Wisteria graft failure
In the guide Growing Wisteria Amethyst Falls, I recommend buying a Wisteria plant that’s been propagated by a cutting or has been grafted from the original plant, most Wisteria is grafted to a rootstock. This is still the advice to follow, although sometimes the grafts have been known to fail – even after many years of strong and healthy performance from your Wisteria. I have seen some Wisterias where the grafts have unfortunately failed after 20 years.
When this happens, the graft has often decayed. The graft is usually close to the soil level so look for any problems there. Another easier-to-spot clue that causes this problem is that new shoots appear from below the ground while the top of the plant dies back. The new shoots are developed by the rootstock and not the grafted part of the plant.
What to do
When the rootstock has failed, unfortunately, there is nothing you can do but dig up the Wisteria and replace it with a new plant.
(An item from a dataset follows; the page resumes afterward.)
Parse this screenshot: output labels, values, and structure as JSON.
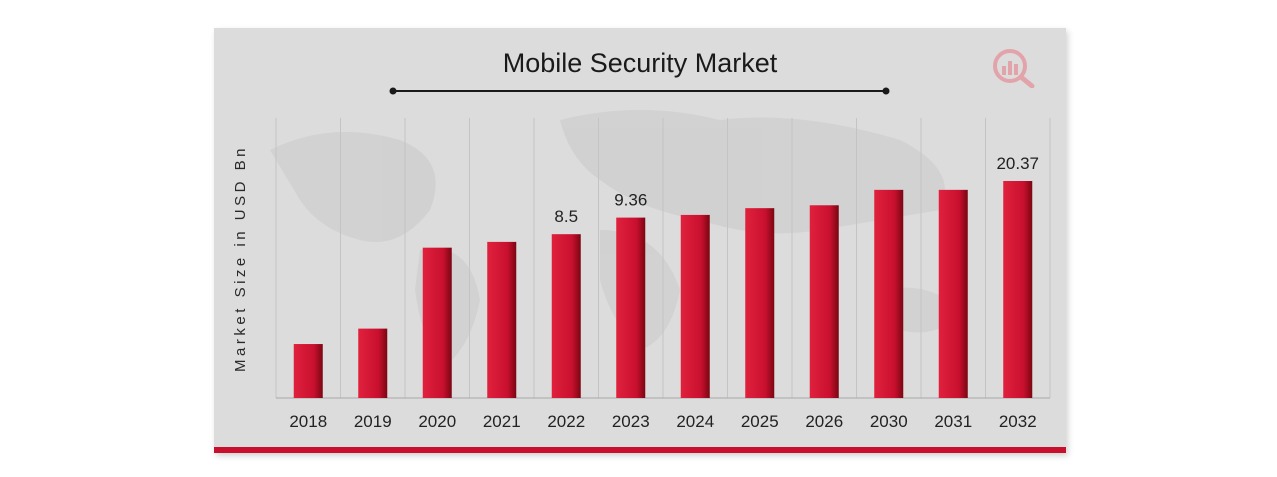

The shoots coming from the rootstock are not the original plant.
There are so many things that can be incorrect with the plant’s location, soil, sun and other environmental factors. It’s quicker to read what to do right rather than what not to do.
What to do
To find out the best circumstances to grow Wisteria in, it’s well worth reading my guides on Growing Wisteria Amethyst Falls and Growing Wisteria in pots and containers. The quick answer is that they prefer fertile, well-drained soil in a sunny position. They also benefit from pruning twice a year, once in July/August and then again in January/February.
Yes, you may do things that cause problems for your Wisteria plant without really realising it. This can be from not watering them enough when buds are forming in the previous year to incorrect pruning.
Both over- and under-watering your Wisteria have the same final effect on your plant. The leaves turn yellow and wilt, and finally, fall off. Along the way with over-watering, phytophthora root rot may set in and destroy the very foundation of your plant.
What to do
Only water your Wisteria when the top 3cm of soil is dry. Ensure that the excess water is draining away fully and the plant doesn’t become water-logged. When growing them in pots, this means making sure there are drainage holes and they are covered with crockery to prevent them from becoming blocked up. If planted in the ground and you notice that the soil sometimes becomes waterlogged, dig plenty of horticultural grit and organic material into the ground to improve drainage. Mulch well around the plant (but not too close to the trunk) to help with water retention.
Remember that Wisterias that are being grown in pots and those that you grow up a wall dry out quickly and will need much more frequent watering.
Wisterias need some care and attention in deadheading and pruning. Remove the blooms as soon as they’ve faded to encourage new flowers to grow. And make sure to prune the vines twice a year (spring and autumn) to keep the Wisteria under control and promote more flowers. A Wisteria plant left unattended can create all kinds of problems (see Will a Wisteria damage my house?) and look unsightly.
Our guide on how to prune your Wisteria gives the details of this essential pruning task, if you prune them incorrectly, you can remove the flowering shoots for the following year and get no flowers.